Environmental Activist Bill McKibben: “This Is A Day Of Celebration”

Bill_McKibben_at_Stop_the_Keystone_XL_pipeline_rally
Climate activist Bill McKibben expressed jubilation and gratitude on Friday after President Barack Obama announced his decision to deny TransCanada’s Keystone XL pipeline application. McKibben, an environmental activist, who has accused President Obama of being unable to say no to the fossil fuel industry in the past, sounded a different tone on Friday.

In a press release from 350.org, McKibben praised the president’s decision effusively:

President Obama is the first world leader to reject a project because of its effect on the climate. That gives him new stature as an environmental leader, and it eloquently confirms the five years and millions of hours of work that people of every kind put into this fight. We’re still awfully sad about Keystone south and are well aware that the next president could undo all this, but this is a day of celebration.

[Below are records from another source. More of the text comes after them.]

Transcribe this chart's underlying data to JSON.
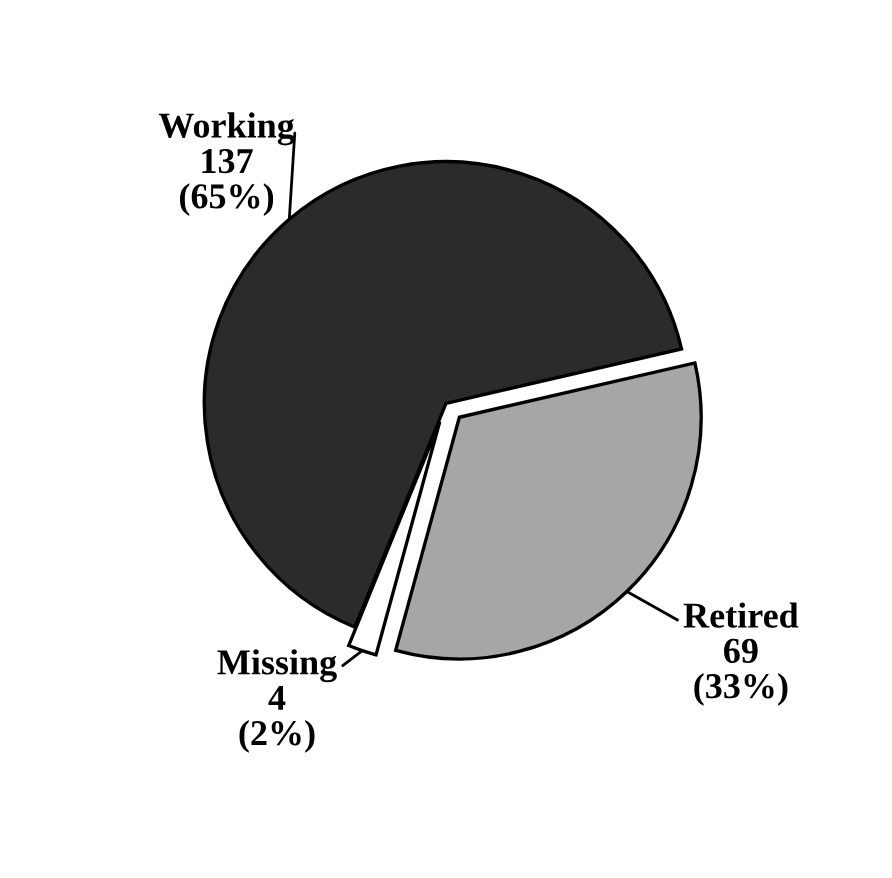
{
  "chart_data": {
    "type": "pie",
    "categories": [
      "Working",
      "Missing",
      "Retired"
    ],
    "values": [
      137,
      4,
      69
    ],
    "value_labels": [
      "137\n(65%)",
      "4\n(2%)",
      "69\n(33%)"
    ],
    "colors": [
      "#2b2b2b",
      "#ffffff",
      "#a6a6a6"
    ],
    "legend": false
  }
}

Executive Director for 350.org, May Boeve stated:

This is a big win. President Obama’s decision to reject Keystone XL because of its impact on the climate is nothing short of historic — and sets an important precedent that should send shock waves through the fossil fuel industry.

Just a few years ago, insiders and experts wrote us off and assured the world Keystone XL would be built by the end of 2011. Together, ranchers, tribal nations, and everyday people beat this project back, reminding the world that Big Oil isn’t invincible–and that organized people can win over organized money.

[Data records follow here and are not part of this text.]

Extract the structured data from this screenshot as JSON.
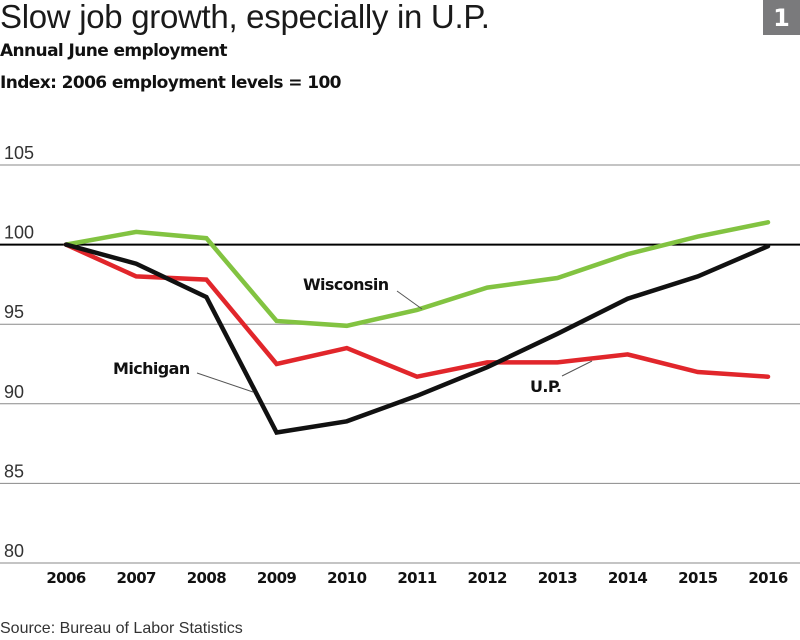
{
  "header": {
    "title": "Slow job growth, especially in U.P.",
    "subtitle": "Annual June employment",
    "index_note": "Index: 2006 employment levels = 100",
    "badge": "1"
  },
  "footer": {
    "source": "Source: Bureau of Labor Statistics"
  },
  "colors": {
    "wisconsin": "#82c341",
    "michigan": "#111111",
    "up": "#e1262b",
    "badge": "#7a7a7c",
    "grid": "#8a8a8a",
    "baseline": "#000000"
  },
  "chart_data": {
    "type": "line",
    "title": "Slow job growth, especially in U.P.",
    "subtitle": "Annual June employment; Index: 2006 employment levels = 100",
    "xlabel": "",
    "ylabel": "",
    "categories": [
      "2006",
      "2007",
      "2008",
      "2009",
      "2010",
      "2011",
      "2012",
      "2013",
      "2014",
      "2015",
      "2016"
    ],
    "yticks": [
      "80",
      "85",
      "90",
      "95",
      "100",
      "105"
    ],
    "ytick_values": [
      80,
      85,
      90,
      95,
      100,
      105
    ],
    "ylim": [
      80,
      105
    ],
    "reference_line": 100,
    "grid": true,
    "series": [
      {
        "name": "Wisconsin",
        "color": "#82c341",
        "values": [
          100,
          100.8,
          100.4,
          95.2,
          94.9,
          95.9,
          97.3,
          97.9,
          99.4,
          100.5,
          101.4
        ]
      },
      {
        "name": "U.P.",
        "color": "#e1262b",
        "values": [
          100,
          98.0,
          97.8,
          92.5,
          93.5,
          91.7,
          92.6,
          92.6,
          93.1,
          92.0,
          91.7
        ]
      },
      {
        "name": "Michigan",
        "color": "#111111",
        "values": [
          100,
          98.8,
          96.7,
          88.2,
          88.9,
          90.5,
          92.3,
          94.4,
          96.6,
          98.0,
          99.9
        ]
      }
    ],
    "annotations": [
      "Wisconsin",
      "Michigan",
      "U.P."
    ]
  }
}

Clearly activists must continue to apply pressure on political leaders to consider the impact of their policies on our environment, but the once seemingly improbable demise of the Keystone XL pipeline demonstrates that a focused and persistent movement can succeed even in the face of difficult odds. Barack Obama’s decision emboldens the forces that compelled him to act.

While Obama has not always won McKibben’s praise, the president’s decision to nix the Keystone XL pipeline solidifies his legacy as a leader who responded to the concerns of the environmental movement and chose to act. The collapse of the Keystone XL pipeline project is a victory for not only those concerned about climate change, but also for anyone who values a people’s democracy over a government that serves only the interests of the corporate oligarchy. There is still much work to be done, but Bill McKibben is right — today should be a day of celebration.